What is the buyer playbook for outer Hyderabad pockets in May to October 2026?

Six concrete steps. First, prefer core Hyderabad pockets (Madhapur, Hitec City, Kondapur, Gachibowli, Kokapet, Tellapur) where listed developer counterparty and stronger TG-RERA compliance reduce structural risk; only consider outer pockets if budget constraints absolutely require it. Second, for outer pocket purchases (Adibatla, Bachupally, Kothur, Maheshwaram), execute all five verification steps without exception. Third, demand HMDA layout approval letter physically before any token payment; do not accept promoter verbal assurance. Fourth, demand bank-funded escrow architecture and 70 percent buyer-payments rule compliance documentation. Fifth, plan possession horizon on 4 to 6 year window with 12 to 18 month buffer; outer pockets have higher delay risk. Sixth, model financial decisions on 5 to 8 percent annual price growth assumption for outer pockets versus 8 to 12 percent for core; reduce ambition on returns to compensate for elevated counterparty risk. Buyers who follow this disciplined approach capture the value tier opportunity while managing the structural risk effectively. Our Hyderabad Q1 piece covers the parallel context.
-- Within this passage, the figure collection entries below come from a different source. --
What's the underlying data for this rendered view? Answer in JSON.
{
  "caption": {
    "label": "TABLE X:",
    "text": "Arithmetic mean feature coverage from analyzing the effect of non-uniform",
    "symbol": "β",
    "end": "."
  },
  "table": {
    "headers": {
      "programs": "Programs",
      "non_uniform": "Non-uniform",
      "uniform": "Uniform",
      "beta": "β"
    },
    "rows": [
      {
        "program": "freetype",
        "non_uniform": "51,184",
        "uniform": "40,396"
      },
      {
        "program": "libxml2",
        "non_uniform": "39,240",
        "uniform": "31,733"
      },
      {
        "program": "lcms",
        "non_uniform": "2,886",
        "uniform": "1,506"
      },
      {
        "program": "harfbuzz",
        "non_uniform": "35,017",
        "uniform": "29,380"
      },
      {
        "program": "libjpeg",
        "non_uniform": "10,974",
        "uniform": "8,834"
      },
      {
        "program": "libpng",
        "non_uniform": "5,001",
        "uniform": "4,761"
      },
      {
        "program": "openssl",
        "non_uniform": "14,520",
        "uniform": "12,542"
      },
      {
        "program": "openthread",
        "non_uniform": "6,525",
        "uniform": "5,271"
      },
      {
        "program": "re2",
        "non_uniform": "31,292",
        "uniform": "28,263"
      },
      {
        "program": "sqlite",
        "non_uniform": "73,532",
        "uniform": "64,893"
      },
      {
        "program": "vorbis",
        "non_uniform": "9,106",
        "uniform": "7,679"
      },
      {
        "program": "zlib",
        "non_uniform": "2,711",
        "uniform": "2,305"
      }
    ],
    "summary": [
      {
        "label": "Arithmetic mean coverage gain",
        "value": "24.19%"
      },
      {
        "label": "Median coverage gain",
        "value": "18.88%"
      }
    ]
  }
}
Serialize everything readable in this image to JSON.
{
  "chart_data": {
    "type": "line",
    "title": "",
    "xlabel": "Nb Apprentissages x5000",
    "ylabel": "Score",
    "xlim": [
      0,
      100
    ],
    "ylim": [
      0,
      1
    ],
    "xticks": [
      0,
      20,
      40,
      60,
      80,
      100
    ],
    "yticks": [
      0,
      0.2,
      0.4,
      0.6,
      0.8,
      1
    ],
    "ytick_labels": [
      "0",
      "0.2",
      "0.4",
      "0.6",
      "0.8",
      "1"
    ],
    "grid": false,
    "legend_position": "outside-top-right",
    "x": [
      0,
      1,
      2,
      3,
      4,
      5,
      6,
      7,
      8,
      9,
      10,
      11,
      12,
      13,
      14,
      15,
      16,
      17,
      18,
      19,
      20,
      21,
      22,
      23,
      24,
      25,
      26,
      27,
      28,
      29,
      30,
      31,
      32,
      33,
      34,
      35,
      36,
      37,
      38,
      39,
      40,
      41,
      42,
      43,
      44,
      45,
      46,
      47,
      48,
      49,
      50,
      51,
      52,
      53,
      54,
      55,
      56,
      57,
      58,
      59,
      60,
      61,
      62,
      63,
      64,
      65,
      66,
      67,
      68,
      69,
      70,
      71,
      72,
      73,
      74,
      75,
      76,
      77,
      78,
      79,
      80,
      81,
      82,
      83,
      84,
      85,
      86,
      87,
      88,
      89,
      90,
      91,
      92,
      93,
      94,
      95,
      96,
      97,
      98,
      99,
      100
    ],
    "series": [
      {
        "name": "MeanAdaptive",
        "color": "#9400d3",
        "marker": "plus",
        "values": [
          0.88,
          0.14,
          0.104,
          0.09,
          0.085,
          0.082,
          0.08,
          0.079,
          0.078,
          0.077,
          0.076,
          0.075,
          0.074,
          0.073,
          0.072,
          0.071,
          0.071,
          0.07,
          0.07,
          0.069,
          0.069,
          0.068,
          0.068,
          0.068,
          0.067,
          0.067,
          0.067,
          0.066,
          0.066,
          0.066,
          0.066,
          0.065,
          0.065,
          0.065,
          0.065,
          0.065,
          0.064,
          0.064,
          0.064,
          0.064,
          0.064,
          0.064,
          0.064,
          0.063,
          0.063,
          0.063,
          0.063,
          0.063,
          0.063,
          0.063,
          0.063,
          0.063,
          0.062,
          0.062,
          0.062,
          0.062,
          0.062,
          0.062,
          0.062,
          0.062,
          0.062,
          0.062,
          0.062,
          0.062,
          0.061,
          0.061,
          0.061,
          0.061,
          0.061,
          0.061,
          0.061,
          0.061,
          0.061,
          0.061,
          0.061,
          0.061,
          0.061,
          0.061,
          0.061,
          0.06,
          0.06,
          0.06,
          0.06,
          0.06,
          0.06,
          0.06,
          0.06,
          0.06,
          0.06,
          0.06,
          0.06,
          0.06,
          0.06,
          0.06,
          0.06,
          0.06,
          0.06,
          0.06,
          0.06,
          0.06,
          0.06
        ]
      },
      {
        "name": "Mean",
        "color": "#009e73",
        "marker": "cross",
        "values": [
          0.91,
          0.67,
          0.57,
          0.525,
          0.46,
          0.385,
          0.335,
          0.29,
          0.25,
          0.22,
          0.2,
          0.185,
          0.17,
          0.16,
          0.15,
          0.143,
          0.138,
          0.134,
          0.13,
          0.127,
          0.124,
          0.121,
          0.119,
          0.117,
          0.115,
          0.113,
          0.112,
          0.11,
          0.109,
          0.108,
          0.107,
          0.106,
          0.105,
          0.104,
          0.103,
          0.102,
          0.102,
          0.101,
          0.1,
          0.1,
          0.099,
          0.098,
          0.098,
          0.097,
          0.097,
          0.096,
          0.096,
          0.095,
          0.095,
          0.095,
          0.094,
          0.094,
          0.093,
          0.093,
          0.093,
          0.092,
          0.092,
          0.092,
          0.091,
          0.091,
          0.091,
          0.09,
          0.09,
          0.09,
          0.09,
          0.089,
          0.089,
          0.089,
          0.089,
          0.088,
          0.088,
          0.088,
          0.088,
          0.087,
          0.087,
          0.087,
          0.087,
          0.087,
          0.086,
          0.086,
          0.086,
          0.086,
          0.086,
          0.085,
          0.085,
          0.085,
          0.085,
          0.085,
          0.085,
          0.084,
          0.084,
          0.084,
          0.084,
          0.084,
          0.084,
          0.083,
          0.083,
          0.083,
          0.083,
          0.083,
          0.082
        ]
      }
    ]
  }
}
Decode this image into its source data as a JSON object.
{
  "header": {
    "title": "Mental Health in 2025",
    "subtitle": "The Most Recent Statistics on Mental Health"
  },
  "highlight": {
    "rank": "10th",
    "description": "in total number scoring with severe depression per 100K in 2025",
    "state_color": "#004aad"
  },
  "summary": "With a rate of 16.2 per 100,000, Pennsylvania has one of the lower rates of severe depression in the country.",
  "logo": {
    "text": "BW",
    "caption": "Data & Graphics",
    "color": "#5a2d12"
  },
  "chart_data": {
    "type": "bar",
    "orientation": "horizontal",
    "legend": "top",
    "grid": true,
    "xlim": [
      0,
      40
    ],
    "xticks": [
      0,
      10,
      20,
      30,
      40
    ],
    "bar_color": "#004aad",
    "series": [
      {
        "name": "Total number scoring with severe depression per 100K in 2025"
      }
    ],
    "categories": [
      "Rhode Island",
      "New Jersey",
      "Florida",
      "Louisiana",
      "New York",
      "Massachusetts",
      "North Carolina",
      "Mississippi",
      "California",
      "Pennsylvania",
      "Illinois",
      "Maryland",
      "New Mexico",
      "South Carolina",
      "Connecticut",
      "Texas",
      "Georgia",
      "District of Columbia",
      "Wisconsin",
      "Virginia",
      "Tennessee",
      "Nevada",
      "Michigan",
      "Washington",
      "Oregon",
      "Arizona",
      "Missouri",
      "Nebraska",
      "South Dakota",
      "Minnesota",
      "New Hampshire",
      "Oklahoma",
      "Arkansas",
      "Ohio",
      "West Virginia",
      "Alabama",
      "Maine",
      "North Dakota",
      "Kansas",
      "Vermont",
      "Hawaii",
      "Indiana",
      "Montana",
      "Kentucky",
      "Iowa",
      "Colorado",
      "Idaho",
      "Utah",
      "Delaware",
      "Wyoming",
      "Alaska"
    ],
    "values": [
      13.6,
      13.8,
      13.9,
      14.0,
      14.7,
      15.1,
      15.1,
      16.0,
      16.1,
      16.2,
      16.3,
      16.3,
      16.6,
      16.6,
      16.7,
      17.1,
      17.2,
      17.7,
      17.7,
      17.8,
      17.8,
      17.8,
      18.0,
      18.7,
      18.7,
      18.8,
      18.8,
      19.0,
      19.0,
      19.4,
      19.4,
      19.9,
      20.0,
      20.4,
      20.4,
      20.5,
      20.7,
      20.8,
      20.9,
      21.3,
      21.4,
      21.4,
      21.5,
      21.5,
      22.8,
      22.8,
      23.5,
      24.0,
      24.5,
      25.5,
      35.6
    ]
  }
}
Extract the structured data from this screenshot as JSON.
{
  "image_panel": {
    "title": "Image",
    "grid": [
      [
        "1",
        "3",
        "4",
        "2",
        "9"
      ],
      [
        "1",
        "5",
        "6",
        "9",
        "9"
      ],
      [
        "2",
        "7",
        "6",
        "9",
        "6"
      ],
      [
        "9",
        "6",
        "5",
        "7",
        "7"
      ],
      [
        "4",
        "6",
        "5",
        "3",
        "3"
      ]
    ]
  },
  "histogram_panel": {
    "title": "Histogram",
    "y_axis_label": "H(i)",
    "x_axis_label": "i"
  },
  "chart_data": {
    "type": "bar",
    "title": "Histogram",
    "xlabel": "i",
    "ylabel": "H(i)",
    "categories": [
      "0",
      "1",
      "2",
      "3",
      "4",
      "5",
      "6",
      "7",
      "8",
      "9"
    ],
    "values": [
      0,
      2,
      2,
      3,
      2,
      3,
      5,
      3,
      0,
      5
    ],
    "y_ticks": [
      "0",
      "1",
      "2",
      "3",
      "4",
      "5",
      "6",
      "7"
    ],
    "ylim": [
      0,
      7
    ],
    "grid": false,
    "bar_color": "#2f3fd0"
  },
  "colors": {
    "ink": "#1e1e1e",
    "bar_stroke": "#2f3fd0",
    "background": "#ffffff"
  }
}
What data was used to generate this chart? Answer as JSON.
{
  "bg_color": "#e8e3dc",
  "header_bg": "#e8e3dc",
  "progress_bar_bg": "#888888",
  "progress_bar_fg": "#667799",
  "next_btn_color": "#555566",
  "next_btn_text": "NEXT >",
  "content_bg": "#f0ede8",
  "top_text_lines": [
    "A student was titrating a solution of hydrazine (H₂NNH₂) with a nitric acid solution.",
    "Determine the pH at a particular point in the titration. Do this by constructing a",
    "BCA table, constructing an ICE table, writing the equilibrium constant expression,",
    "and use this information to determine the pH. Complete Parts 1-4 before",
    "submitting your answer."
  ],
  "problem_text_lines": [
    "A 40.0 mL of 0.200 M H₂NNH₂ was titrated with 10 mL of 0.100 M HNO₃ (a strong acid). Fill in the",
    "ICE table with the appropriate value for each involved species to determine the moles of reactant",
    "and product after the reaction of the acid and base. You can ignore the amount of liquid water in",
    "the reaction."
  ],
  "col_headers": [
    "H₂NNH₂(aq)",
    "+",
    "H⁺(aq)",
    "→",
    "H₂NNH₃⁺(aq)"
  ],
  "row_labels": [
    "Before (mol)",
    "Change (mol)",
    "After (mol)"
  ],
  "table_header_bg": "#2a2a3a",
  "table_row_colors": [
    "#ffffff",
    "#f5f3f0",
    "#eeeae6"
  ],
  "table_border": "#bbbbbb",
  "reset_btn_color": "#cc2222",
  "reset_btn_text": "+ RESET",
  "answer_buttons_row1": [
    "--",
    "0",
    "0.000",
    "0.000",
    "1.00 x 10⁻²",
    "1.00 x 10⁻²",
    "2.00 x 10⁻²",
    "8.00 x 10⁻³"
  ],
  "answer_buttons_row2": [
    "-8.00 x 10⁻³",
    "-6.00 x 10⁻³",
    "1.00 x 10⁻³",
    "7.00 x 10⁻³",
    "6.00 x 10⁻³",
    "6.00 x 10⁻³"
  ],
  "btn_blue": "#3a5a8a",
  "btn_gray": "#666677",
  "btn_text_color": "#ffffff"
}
The TG-RERA Parijatha Prime / Mareechi's Aadhya interim order under Section 31 is a meaningful enforcement precedent for Hyderabad property buyers, particularly in outer Hyderabad pockets where smaller promoter misconduct risk is elevated. The case illustrates the structural pattern of project rename followed by allotment change and additional payment demand. TG-RERA's willingness to pass interim restraint orders provides buyer protection when properly engaged. The defaulter list, QPR compliance, HMDA approval verification, and bank-funded escrow architecture together form the buyer defence framework. For Adibatla, Bachupally, Kothur, Maheshwaram, Mokila, and similar outer Hyderabad pocket buyers, the five concrete verification steps and the broader buyer playbook outlined here protect against the most common forms of promoter misconduct. Engage with the regulatory framework rigorously, prefer core pockets where possible, and verify project name history before any payment.